Invited Talks

Speaker: Qingyao Ai, Tsinghua University, China

Title: Asking Clarifying Questions with Large Language Models

Abstract Traditional search engines often struggle with query ambiguity due to underspecified or faceted queries. By leveraging LLMs, conversational search can dynamically generate and refine questions that address user intent more effectively. In this talk, we discuss the challenges and advancements in the generation of clarifying questions using large language models (LLMs) to improve conversational search systems. Key areas of focus include overcoming cold-start problems, mitigating data biases, and optimizing the utility of generated questions. Specifically, we introduce our recent work on constrained generation, knowledge augmentation, and aspect extraction based on top retrieved documents to generate clarifying questions with LLMs for conversational search, which have demonstrated promising results in enhancing question quality and retrieval performance. The findings highlight the pivotal role of LLMs in the future development of more intuitive and effective conversational search systems.

Biography

Qingyao Ai is an assistant professor at the Department of Computer Science and Technology, Tsinghua University. His research mainly focuses on solving IR problems with machine learning techniques. He has extensively worked on the construction of intelligent IR systems with deep neural networks, unbiased learning theories, and large language models. Qingyao Ai has served as the general co-chair of SIGIR-AP 2023, the program co-chair of NTCIR-18, the senior PC member or area chair for SIGIR, CIKM, WWW, EMNLP, COLING, etc. He has published more than a hundred papers in IR conferences and journals since 2017, and has received multiple awards including ACM SIGIR Early Researcher Award, Google Research Scholar Award, ACM SIGIR 2024 Best Paper Award, SIGIR-AP’23 Best Paper Honorable Mention, etc.

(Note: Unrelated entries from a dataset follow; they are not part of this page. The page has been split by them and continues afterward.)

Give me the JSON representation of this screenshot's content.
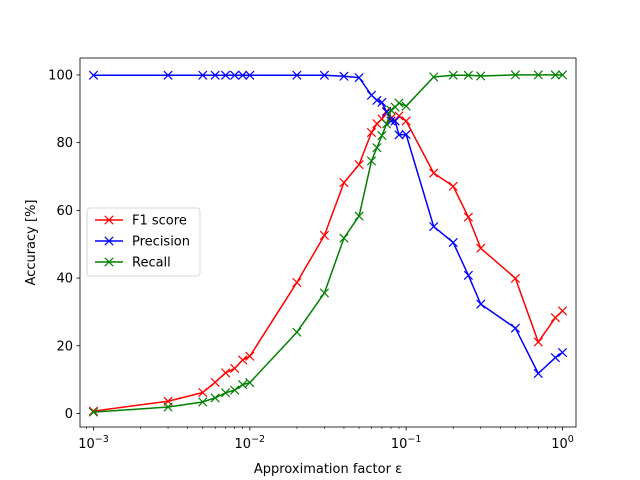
{
  "chart_data": {
    "type": "line",
    "xscale": "log",
    "xlabel": "Approximation factor ε",
    "ylabel": "Accuracy [%]",
    "xlim": [
      0.00082,
      1.22
    ],
    "ylim": [
      -4,
      105
    ],
    "xticks": [
      {
        "value": 0.001,
        "base": "10",
        "exp": "−3"
      },
      {
        "value": 0.01,
        "base": "10",
        "exp": "−2"
      },
      {
        "value": 0.1,
        "base": "10",
        "exp": "−1"
      },
      {
        "value": 1,
        "base": "10",
        "exp": "0"
      }
    ],
    "yticks": [
      {
        "value": 0,
        "label": "0"
      },
      {
        "value": 20,
        "label": "20"
      },
      {
        "value": 40,
        "label": "40"
      },
      {
        "value": 60,
        "label": "60"
      },
      {
        "value": 80,
        "label": "80"
      },
      {
        "value": 100,
        "label": "100"
      }
    ],
    "legend": "center-left",
    "grid": false,
    "marker": "x",
    "series": [
      {
        "name": "F1 score",
        "color": "#ff0000",
        "x": [
          0.001,
          0.003,
          0.005,
          0.006,
          0.007,
          0.008,
          0.009,
          0.01,
          0.02,
          0.03,
          0.04,
          0.05,
          0.06,
          0.065,
          0.07,
          0.075,
          0.08,
          0.085,
          0.09,
          0.1,
          0.15,
          0.2,
          0.25,
          0.3,
          0.5,
          0.7,
          0.9,
          1.0
        ],
        "values": [
          0.7,
          3.6,
          6.2,
          9.2,
          12.0,
          13.3,
          15.8,
          16.9,
          38.7,
          52.6,
          68.2,
          73.5,
          83.0,
          85.6,
          87.0,
          89.3,
          87.2,
          86.4,
          87.9,
          86.4,
          71.0,
          67.1,
          58.0,
          48.8,
          39.9,
          21.1,
          28.3,
          30.3
        ]
      },
      {
        "name": "Precision",
        "color": "#0000ff",
        "x": [
          0.001,
          0.003,
          0.005,
          0.006,
          0.007,
          0.008,
          0.009,
          0.01,
          0.02,
          0.03,
          0.04,
          0.05,
          0.06,
          0.065,
          0.07,
          0.075,
          0.08,
          0.085,
          0.09,
          0.1,
          0.15,
          0.2,
          0.25,
          0.3,
          0.5,
          0.7,
          0.9,
          1.0
        ],
        "values": [
          99.9,
          99.9,
          99.9,
          99.9,
          99.9,
          99.9,
          99.9,
          99.9,
          99.9,
          99.9,
          99.6,
          99.2,
          94.0,
          92.5,
          91.9,
          89.0,
          86.4,
          86.4,
          82.3,
          82.4,
          55.2,
          50.5,
          40.8,
          32.3,
          25.2,
          11.8,
          16.5,
          18.0
        ]
      },
      {
        "name": "Recall",
        "color": "#008000",
        "x": [
          0.001,
          0.003,
          0.005,
          0.006,
          0.007,
          0.008,
          0.009,
          0.01,
          0.02,
          0.03,
          0.04,
          0.05,
          0.06,
          0.065,
          0.07,
          0.075,
          0.08,
          0.085,
          0.09,
          0.1,
          0.15,
          0.2,
          0.25,
          0.3,
          0.5,
          0.7,
          0.9,
          1.0
        ],
        "values": [
          0.4,
          1.9,
          3.4,
          4.6,
          6.1,
          6.9,
          8.5,
          9.1,
          24.0,
          35.6,
          51.8,
          58.3,
          74.6,
          78.5,
          82.1,
          85.5,
          89.6,
          90.5,
          91.7,
          90.8,
          99.4,
          99.9,
          99.9,
          99.7,
          100.0,
          100.0,
          100.0,
          100.0
        ]
      }
    ]
  }
}
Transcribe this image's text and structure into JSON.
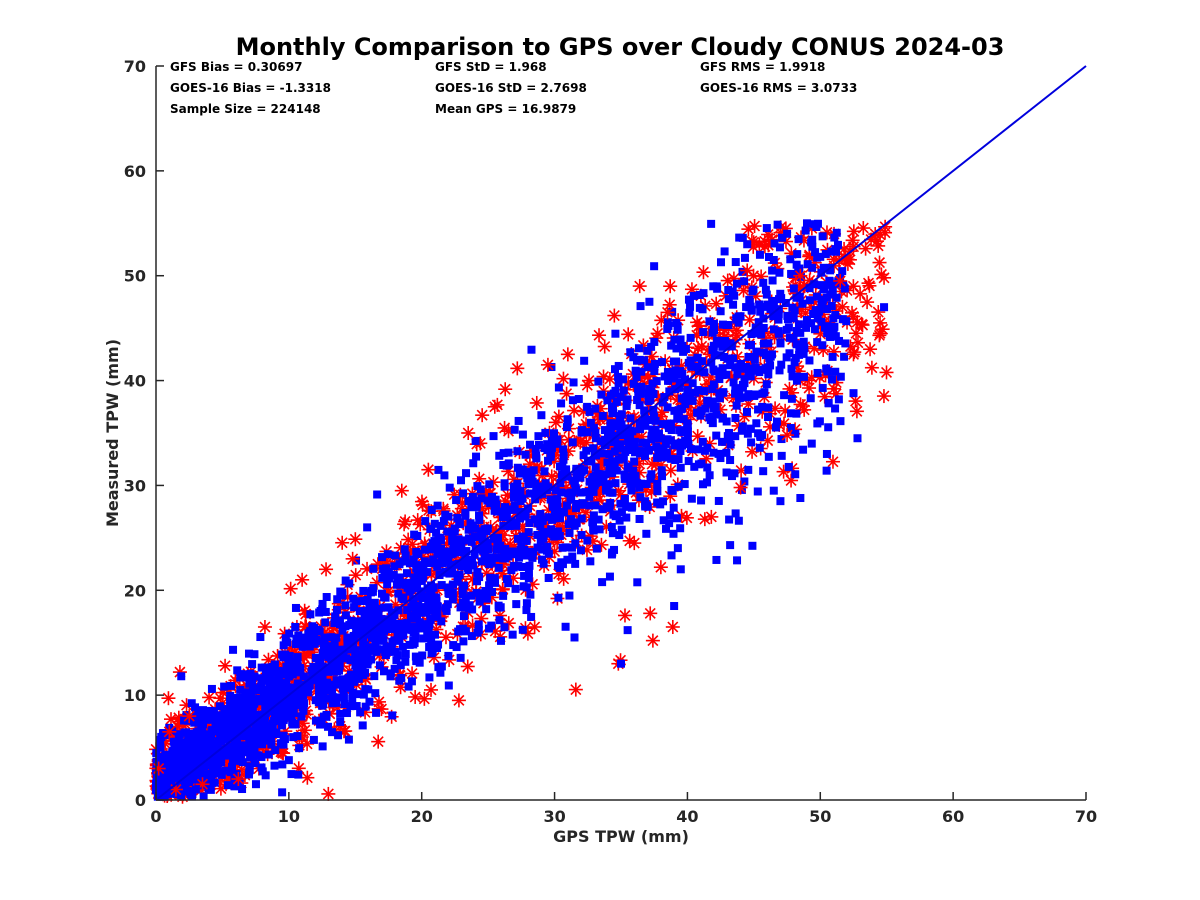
{
  "chart_data": {
    "type": "scatter",
    "title": "Monthly Comparison to GPS over Cloudy CONUS 2024-03",
    "xlabel": "GPS TPW (mm)",
    "ylabel": "Measured TPW (mm)",
    "xlim": [
      0,
      70
    ],
    "ylim": [
      0,
      70
    ],
    "xticks": [
      "0",
      "10",
      "20",
      "30",
      "40",
      "50",
      "60",
      "70"
    ],
    "yticks": [
      "0",
      "10",
      "20",
      "30",
      "40",
      "50",
      "60",
      "70"
    ],
    "grid": false,
    "stats": [
      "GFS Bias = 0.30697",
      "GOES-16 Bias = -1.3318",
      "Sample Size = 224148",
      "GFS StD = 1.968",
      "GOES-16 StD = 2.7698",
      "Mean GPS = 16.9879",
      "GFS RMS = 1.9918",
      "GOES-16 RMS = 3.0733"
    ],
    "series": [
      {
        "marker": "asterisk",
        "color": "#ff0000",
        "cloud": {
          "x_range": [
            0,
            55
          ],
          "slope": 0.95,
          "spread": 2.2
        },
        "points": [
          [
            1.8,
            12.2
          ],
          [
            5.2,
            12.8
          ],
          [
            8.2,
            16.5
          ],
          [
            11.0,
            21.0
          ],
          [
            12.8,
            22.0
          ],
          [
            14.8,
            23.0
          ],
          [
            18.5,
            29.5
          ],
          [
            20.5,
            31.5
          ],
          [
            23.5,
            35.0
          ],
          [
            25.5,
            37.5
          ],
          [
            29.5,
            41.5
          ],
          [
            31.0,
            42.5
          ],
          [
            34.5,
            46.2
          ],
          [
            38.5,
            46.5
          ],
          [
            44.5,
            50.5
          ],
          [
            48.5,
            50.0
          ],
          [
            51.5,
            49.5
          ],
          [
            52.5,
            42.5
          ],
          [
            54.8,
            49.8
          ],
          [
            54.5,
            45.5
          ],
          [
            54.5,
            44.5
          ],
          [
            47.5,
            34.8
          ],
          [
            44.0,
            29.8
          ],
          [
            41.8,
            27.0
          ],
          [
            35.3,
            17.6
          ],
          [
            37.2,
            17.8
          ],
          [
            37.4,
            15.2
          ],
          [
            38.9,
            16.5
          ],
          [
            34.8,
            13.0
          ],
          [
            28.5,
            16.5
          ],
          [
            22.8,
            9.5
          ],
          [
            20.7,
            10.5
          ],
          [
            38.0,
            22.2
          ],
          [
            36.0,
            24.5
          ],
          [
            6.2,
            2.0
          ],
          [
            3.5,
            1.5
          ],
          [
            1.5,
            1.0
          ],
          [
            0.2,
            3.0
          ],
          [
            1.0,
            6.5
          ],
          [
            2.5,
            8.0
          ]
        ]
      },
      {
        "marker": "square",
        "color": "#0000ff",
        "cloud": {
          "x_range": [
            0,
            52
          ],
          "slope": 0.92,
          "spread": 2.0
        },
        "points": [
          [
            1.9,
            11.8
          ],
          [
            35.0,
            13.0
          ],
          [
            35.5,
            16.2
          ],
          [
            39.0,
            18.5
          ],
          [
            31.5,
            15.5
          ],
          [
            46.5,
            29.5
          ],
          [
            48.5,
            28.8
          ],
          [
            47.0,
            28.5
          ],
          [
            50.5,
            33.0
          ],
          [
            52.8,
            34.5
          ],
          [
            52.5,
            38.8
          ],
          [
            47.5,
            54.0
          ],
          [
            44.5,
            53.0
          ],
          [
            46.5,
            51.5
          ],
          [
            50.0,
            51.8
          ],
          [
            54.8,
            47.0
          ],
          [
            7.0,
            2.5
          ],
          [
            10.0,
            3.8
          ],
          [
            3.0,
            1.0
          ],
          [
            39.5,
            22.0
          ]
        ]
      }
    ],
    "reference_line": {
      "color": "#0000dd",
      "from": [
        0,
        0
      ],
      "to": [
        70,
        70
      ]
    }
  }
}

Speaker: Mohammad Aliannejadi, University of Amsterdam, The Netherlands

Title: LLMs and IR Evaluation: Towards Building Reusable Conversational Test Collectionss

Abstract The IR community is moving fast towards leveraging LLMs in the evaluation pipeline: from LLM-assisted human annotation to fully LLM-based evaluation. Although LLMs provide countless opportunities in this area, there are various reasonable concerns about such a fast-paced transition of the field, mainly concerning their reliability as well as transferring their learned bias in the evaluation phase. In this talk, I will review the recent advances in LLM-based evaluation and discuss the potential risks and opportunities in this area. I will describe the observations we have had as part of the TREC Interactive Knowledge Assistance Track (iKAT), where we observe that LLMs can be used to fill missing judgments in the human-assessed relevance pool. Furthermore, I will give an overview of our findings in the LLMJudge challenge, where we organized a shared task on LLM-based relevance assessment and welcomed a diverse set of work by the community. Finally, I will discuss approaches to nugget-based generated text evaluation aimed at facilitating reusable evaluation of generated content.

Biography

Mohammad is an Assistant Professor at IRLab, University of Amsterdam. His research interests include conversational information access, evaluation, and recommender systems. He is an active member of the IR community, regularly publishing and serving as an (S)PC in top venues such as SIGIR, CIKM, WSDM, TheWebConf, ECIR, ACL, EMNLP, NAACL, and others. Mohammad has co-organized various evaluation campaigns, including TREC CAsT, TREC iKAT, LLMJudge, ConvAI3, XMRec, and IGLU, focusing on diverse aspects of user interaction with conversational agents and recommender systems.

Speaker: Johanne Trippas, RMIT University, Australia

Title: Re-evaluating the Command-and-Control Paradigm in Conversational Search Interactions

Biography

Dr. Johanne Trippas is a Vice-Chancellor’s Research Fellow at RMIT University, Australia. Her work focuses on developing next-generation capabilities for intelligent systems, including spoken conversational search, digital assistants in cockpits, and artificial intelligence to identify cardiac arrests. Dr. Trippas is particularly interested in how conversational systems can revolutionise information seeking, especially through generative interactive information retrieval and novel interfaces beyond traditional text search. She has extensive experience analysing human information-seeking behaviour and developing novel approaches to personalised intelligent assistance, data-driven modelling, and profiling human behaviours. Dr. Trippas employs many research methods and consistently adopts user-centric data capture and analysis approaches, focusing on modelling and profiling human behaviours. Additionally, she is a member of the NIST TREC program committee, ACM CHIIR steering committee member, and SIGIR Artifact Evaluation Committee Vice-chair. Dr. Trippas serves on numerous information retrieval events, such as SWRIL’25’, resource & reproducibility chair (ACM SIGIR’25), workshop chair (ACM CHIIR’25), and technical program chair (ACM CHIIR’26).